Allan was arrested in November 2014 and held for two six-month periods under administrative detention, which allows authorities to imprison suspects for months or years without charge. Israel defends the practice as a necessary tool to stop militant activity.
He began his hunger strike in June, 63 days ago, to protest his incarceration without charge and has been unconscious since Friday at the intensive care unit of the Barzilai hospital in Israel’s southern city of Ashkelon. Doctors say he has organ damage because of the fast and his condition remains precarious.
Palestinian prisoners have used hunger strikes before to draw attention to their detention without trial or charges. Fearing that a fasting detainee’s death could spark unrest among Palestinians, Israel has at times acceded to hunger strikers’ demands. In June, it freed Khader Adnan, a 36-year-old senior activist in Islamic Jihad, after a 55-day hunger strike protesting his detention without charge.
Allan’s fast is the first to test Israel’s law, passed narrowly in July, that allows a judge to sanction force-feeding or medical treatment if an inmate’s life is threatened, even if the prisoner refuses.

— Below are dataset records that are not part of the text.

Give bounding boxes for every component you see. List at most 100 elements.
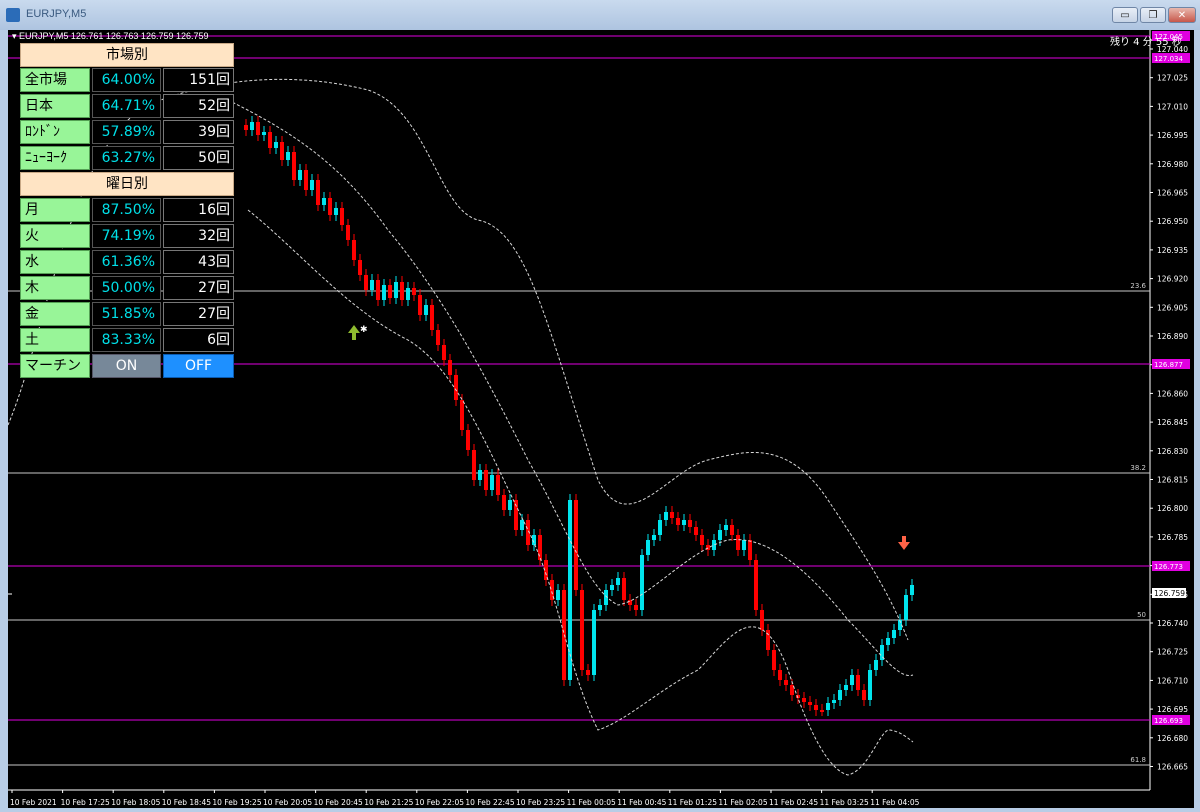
bull-candle — [874, 660, 878, 670]
bear-candle — [538, 535, 542, 560]
price-tick-label: 126.785 — [1157, 533, 1188, 542]
bull-candle — [742, 540, 746, 550]
market-pct: 64.71% — [92, 94, 161, 118]
bull-candle — [664, 512, 668, 520]
weekday-count: 32回 — [163, 224, 234, 248]
bear-candle — [340, 208, 344, 225]
time-tick-label: 10 Feb 17:25 — [61, 798, 110, 807]
weekday-row: 木 50.00% 27回 — [18, 276, 236, 301]
bull-candle — [838, 690, 842, 700]
buy-signal-arrow-icon — [348, 325, 360, 340]
bear-candle — [670, 512, 674, 518]
bear-candle — [280, 142, 284, 160]
bear-candle — [802, 698, 806, 702]
price-tick-label: 126.725 — [1157, 648, 1188, 657]
bear-candle — [364, 275, 368, 290]
weekday-row: 水 61.36% 43回 — [18, 250, 236, 275]
window-title: EURJPY,M5 — [26, 8, 87, 20]
price-tick-label: 126.935 — [1157, 246, 1188, 255]
bear-candle — [430, 305, 434, 330]
price-chart[interactable]: 127.040 127.025 127.010 126.995 126.980 126.9… — [8, 30, 1194, 808]
bear-candle — [376, 280, 380, 300]
bull-candle — [658, 520, 662, 535]
bull-candle — [508, 500, 512, 510]
bull-candle — [406, 288, 410, 300]
market-header: 市場別 — [20, 43, 234, 67]
bear-candle — [304, 170, 308, 190]
time-tick-label: 10 Feb 2021 — [10, 798, 57, 807]
bear-candle — [814, 705, 818, 710]
bull-candle — [250, 122, 254, 130]
weekday-row: 月 87.50% 16回 — [18, 198, 236, 223]
bear-candle — [730, 525, 734, 535]
market-row: ﾛﾝﾄﾞﾝ 57.89% 39回 — [18, 120, 236, 145]
market-count: 52回 — [163, 94, 234, 118]
weekday-label: 土 — [20, 328, 90, 352]
bear-candle — [688, 520, 692, 527]
time-tick-label: 11 Feb 02:05 — [718, 798, 767, 807]
market-label: ﾆｭｰﾖｰｸ — [20, 146, 90, 170]
bull-candle — [826, 703, 830, 710]
fibo-level-label: 23.6 — [1130, 282, 1146, 290]
martingale-row: マーチン ON OFF — [18, 354, 236, 379]
bear-candle — [634, 605, 638, 610]
market-label: ﾛﾝﾄﾞﾝ — [20, 120, 90, 144]
bear-candle — [760, 610, 764, 630]
bull-candle — [490, 475, 494, 490]
bear-candle — [862, 690, 866, 700]
price-tick-label: 126.710 — [1157, 676, 1188, 685]
bull-candle — [298, 170, 302, 180]
restore-button[interactable]: ❐ — [1140, 7, 1166, 23]
weekday-count: 27回 — [163, 276, 234, 300]
market-row: ﾆｭｰﾖｰｸ 63.27% 50回 — [18, 146, 236, 171]
price-tick-label: 127.010 — [1157, 102, 1188, 111]
bear-candle — [784, 680, 788, 685]
bear-candle — [586, 670, 590, 675]
bear-candle — [418, 295, 422, 315]
bear-candle — [388, 285, 392, 298]
bull-candle — [592, 610, 596, 675]
bull-candle — [868, 670, 872, 700]
fibo-level-label: 61.8 — [1130, 756, 1146, 764]
bull-candle — [646, 540, 650, 555]
bull-candle — [382, 285, 386, 300]
bear-candle — [316, 180, 320, 205]
price-tick-label: 126.815 — [1157, 476, 1188, 485]
horizontal-line-price-label: 126.773 — [1154, 563, 1183, 571]
bear-candle — [502, 495, 506, 510]
horizontal-line-price-label: 127.034 — [1154, 55, 1183, 63]
fibo-level-label: 50 — [1137, 611, 1146, 619]
bear-candle — [352, 240, 356, 260]
bear-candle — [436, 330, 440, 345]
bull-candle — [556, 590, 560, 600]
bear-candle — [778, 670, 782, 680]
price-tick-label: 126.890 — [1157, 332, 1188, 341]
minimize-button[interactable]: ▭ — [1112, 7, 1138, 23]
bear-candle — [292, 152, 296, 180]
martingale-off-button[interactable]: OFF — [163, 354, 234, 378]
bull-candle — [892, 630, 896, 638]
weekday-pct: 83.33% — [92, 328, 161, 352]
weekday-label: 金 — [20, 302, 90, 326]
close-button[interactable]: ✕ — [1168, 7, 1196, 23]
time-tick-label: 11 Feb 00:45 — [617, 798, 666, 807]
bull-candle — [724, 525, 728, 530]
bull-candle — [394, 282, 398, 298]
bear-candle — [448, 360, 452, 375]
martingale-on-button[interactable]: ON — [92, 354, 161, 378]
martingale-label: マーチン — [20, 354, 90, 378]
price-tick-label: 126.950 — [1157, 217, 1188, 226]
title-bar[interactable]: EURJPY,M5 ▭ ❐ ✕ — [0, 0, 1200, 30]
weekday-count: 16回 — [163, 198, 234, 222]
bear-candle — [256, 122, 260, 135]
weekday-row: 金 51.85% 27回 — [18, 302, 236, 327]
bull-candle — [424, 305, 428, 315]
bull-candle — [886, 638, 890, 645]
signal-star-icon: ✱ — [360, 325, 368, 335]
bear-candle — [622, 578, 626, 600]
bull-candle — [904, 595, 908, 620]
bull-candle — [682, 520, 686, 525]
weekday-count: 6回 — [163, 328, 234, 352]
price-tick-label: 126.680 — [1157, 734, 1188, 743]
bull-candle — [850, 675, 854, 685]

It is still unclear if the procedure will be carried out in Allan’s case. On Monday, Israel’s Supreme Court delayed a decision on releasing him. Israel’s medical association has urged doctors not to comply with force-feeding, denouncing the act as inhumane.
Israel has accused the 31-year-old Allan of ties to Islamic Jihad, a Palestinian militant group that has staged countless attacks against Israeli civilians, including suicide bombings and rocket attacks from the Gaza Strip.
An Israeli defense official said Allan was an Islamic Jihad operative who in recent years “became known as someone who identifies with the global Jihad ideology.” The official spoke on condition of anonymity because he was not authorized to discuss the case with the media.
“My son is not dangerous,” said Allan’s father, Nasser, denying any links to militant activities.
Allan was born to a conservative family of 10 children in Einabos, a West Bank village of 4,000 people. Many of the older residents harvest olives and farm the land, while younger generations have often sought better opportunities in nearby cities like Nablus. Relatives said that as a lawyer in Nablus, Allan was the main breadwinner for the family. He was known to work long days on his cases, but recently had expressed interest in finding a wife and having children, his father said.